The Prisoner's Dilemma
John's decision to confess
- Eight years for each

Do not confess
-John receives sentence of 20 years - Pedro goes free 1 year for each
Peter's decision to confess
- Juan goes free I confess - Peter receives sentence of 20 years.

Premises:
-John and Peter are two offenders caught by police "The police have enough evide
nce to charge for illegal possession of weapons, sentences of 1 year c / u-addit
ion, suspects who committed an assault on a bank, but not sufficient evidence to
convict. "The police interrogated in separate rooms and offers the following tr
eatment of each: -" We ordered one year, however, if he confesses and commits th
e assault on his partner, you will be free and his partner will be sentenced to
20 years.
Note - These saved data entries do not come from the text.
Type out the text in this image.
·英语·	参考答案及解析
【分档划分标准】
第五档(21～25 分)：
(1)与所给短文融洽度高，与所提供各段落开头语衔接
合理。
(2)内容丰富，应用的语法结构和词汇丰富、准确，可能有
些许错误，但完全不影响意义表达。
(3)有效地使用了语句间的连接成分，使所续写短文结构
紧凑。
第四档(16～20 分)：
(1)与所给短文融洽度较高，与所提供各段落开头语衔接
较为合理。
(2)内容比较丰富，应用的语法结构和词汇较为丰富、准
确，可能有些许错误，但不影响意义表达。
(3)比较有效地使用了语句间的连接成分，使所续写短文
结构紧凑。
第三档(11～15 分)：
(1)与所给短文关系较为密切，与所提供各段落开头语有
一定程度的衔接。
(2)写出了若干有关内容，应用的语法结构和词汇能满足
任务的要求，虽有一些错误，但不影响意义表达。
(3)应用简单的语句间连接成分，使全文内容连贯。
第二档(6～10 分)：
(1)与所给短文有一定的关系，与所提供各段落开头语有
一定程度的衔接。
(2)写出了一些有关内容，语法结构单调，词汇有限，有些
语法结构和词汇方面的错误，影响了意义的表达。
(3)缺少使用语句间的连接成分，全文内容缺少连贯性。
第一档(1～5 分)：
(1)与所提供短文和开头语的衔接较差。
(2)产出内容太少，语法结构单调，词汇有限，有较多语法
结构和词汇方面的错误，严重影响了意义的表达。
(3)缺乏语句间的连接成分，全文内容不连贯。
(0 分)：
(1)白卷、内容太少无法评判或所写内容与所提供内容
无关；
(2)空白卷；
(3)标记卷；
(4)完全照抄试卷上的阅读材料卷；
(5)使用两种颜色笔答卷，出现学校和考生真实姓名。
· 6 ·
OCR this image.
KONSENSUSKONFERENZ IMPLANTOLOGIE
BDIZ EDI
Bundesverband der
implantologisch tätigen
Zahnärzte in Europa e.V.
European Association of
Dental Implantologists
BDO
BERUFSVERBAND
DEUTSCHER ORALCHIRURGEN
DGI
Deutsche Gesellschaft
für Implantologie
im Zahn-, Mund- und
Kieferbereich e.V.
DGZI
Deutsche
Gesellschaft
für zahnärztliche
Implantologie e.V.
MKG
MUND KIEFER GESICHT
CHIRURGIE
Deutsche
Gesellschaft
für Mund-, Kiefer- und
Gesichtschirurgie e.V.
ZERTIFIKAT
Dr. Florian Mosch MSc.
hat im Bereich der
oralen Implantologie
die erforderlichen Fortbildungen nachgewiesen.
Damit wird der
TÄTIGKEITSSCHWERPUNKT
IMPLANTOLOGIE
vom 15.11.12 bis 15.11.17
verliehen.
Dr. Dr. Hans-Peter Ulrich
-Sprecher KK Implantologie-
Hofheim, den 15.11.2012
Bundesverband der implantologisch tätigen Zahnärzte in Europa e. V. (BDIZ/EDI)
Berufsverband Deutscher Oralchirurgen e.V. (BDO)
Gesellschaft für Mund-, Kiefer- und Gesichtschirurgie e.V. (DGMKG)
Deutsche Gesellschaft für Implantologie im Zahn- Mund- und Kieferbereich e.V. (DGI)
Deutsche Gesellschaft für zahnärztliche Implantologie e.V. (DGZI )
If both confess receive a sentence of eight years, shortening the tria
l. " What decides each strategy?. Incentives to work and incentives to follow in
dividual strategy but with more risk.

The prisoner's dilemma in Universities
Universidad de Chile Decision scholarship Delivery
- Earn $ 800 million each

No delivery grant
-U de Chile earns $ 500 million - UC wins $ 1,500 million and UC UCH earn $ 1,20
0 ea

UC Decision
Delivery Delivery No scholarship award
- U de Chile win $ 1,500 million - UC wins $ 500 million

Premises:
- Students with national scores on the PSU, they prefer to study at UCH and UC.
- However, "negotiate" his nomination, and applying for scholarships, regardless
of socioeconomic status. "At universities recruit them because they should furt
her improve its reputation and, consequently, may increase its tariffs to all st
udents, obtaining more revenue to finance investment. "They have individual ince
ntives to provide scholarships and attract students. However, if the two univers
ities give scholarships, cease to receive some income and therefore earnings wil
l be lower if not agreed to provide scholarships to any student. - But if we ado
pt the agreement, each would have an incentive not to respect it

Public Policy

Types of regulation of natural monopolies
Include two additional types of regulation:
- Structural adjustment related to the organizational forms taken by the market,
ie, restrictions on income and measures of functional separation. Determine wha
t types of agents or operators may participate in the activity?. Example: Polici
es that require water companies to operate in the market. - Regulation of conduc
t, coupled with the market behavior - ie, regulation of prices, quality of servi
ces and investment. Sets the behaviors allowed to operators in selected activiti
es. Example, clear pricing rules.

Terms of privatization of water services and sewerage.
• Two key policy alternatives:
- Property of the State, as has happened historically in most countries. - Regul
ation of privately owned monopolies, as in the United States to boost production
efficiency.

• Regulation is essential because water utilities are responsible for providing essential and indispensable to society and productive activities • Performance e conomic and social implications far more profound than those that characterize m ost other economic activities.

• It is therefore imperative to establish an appropriate regulatory framework be
fore allowing private sector participation in water services and sewerage.